The Pluses: Oil and commodity prices remain weak. Agricultural output may pick-up if the monsoon is not as bad as earlier predicted. These will improve real income.

The Minuses:  Contraction in exports will be a drag on the economy. The stalled projects see some traction, but the new investments are still subdued.   

As such, while there is a gradual improvement, the forecast for economic growth in 2015-16 is maintained at 7.6%.

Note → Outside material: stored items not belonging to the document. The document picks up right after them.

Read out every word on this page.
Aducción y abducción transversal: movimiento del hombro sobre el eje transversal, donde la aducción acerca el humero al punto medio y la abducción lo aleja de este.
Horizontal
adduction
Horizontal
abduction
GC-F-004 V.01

In addition, the monetary policy also makes following observations:
- There is a modest recovery in the global economic activity.
- Greek financial crisis, slump in Chinese stock market and uncertainty of increase in interest rates in US, have kept the international financial markets turbulent.
- Economic recovery in India is "still work in progress".
- Liquidity conditions were comfortable.
- Consumption demand seems to be picking up, especially in the urban areas.
- There was a sharp fall in exports. But, this was compensated by a drop in oil prices. Trade of services showed a surplus. Thus the Current Account Deficit was within comfortable limits. This, together with higher FDI and NRI inflows, has boosted the forex reserves to an all time high.

Concluding, RBI continues to play safe. Given that, except US all other economies are in a distress, India should make bold moves. I wonder, if we are squandering away a great opportunity, to become an economic superpower.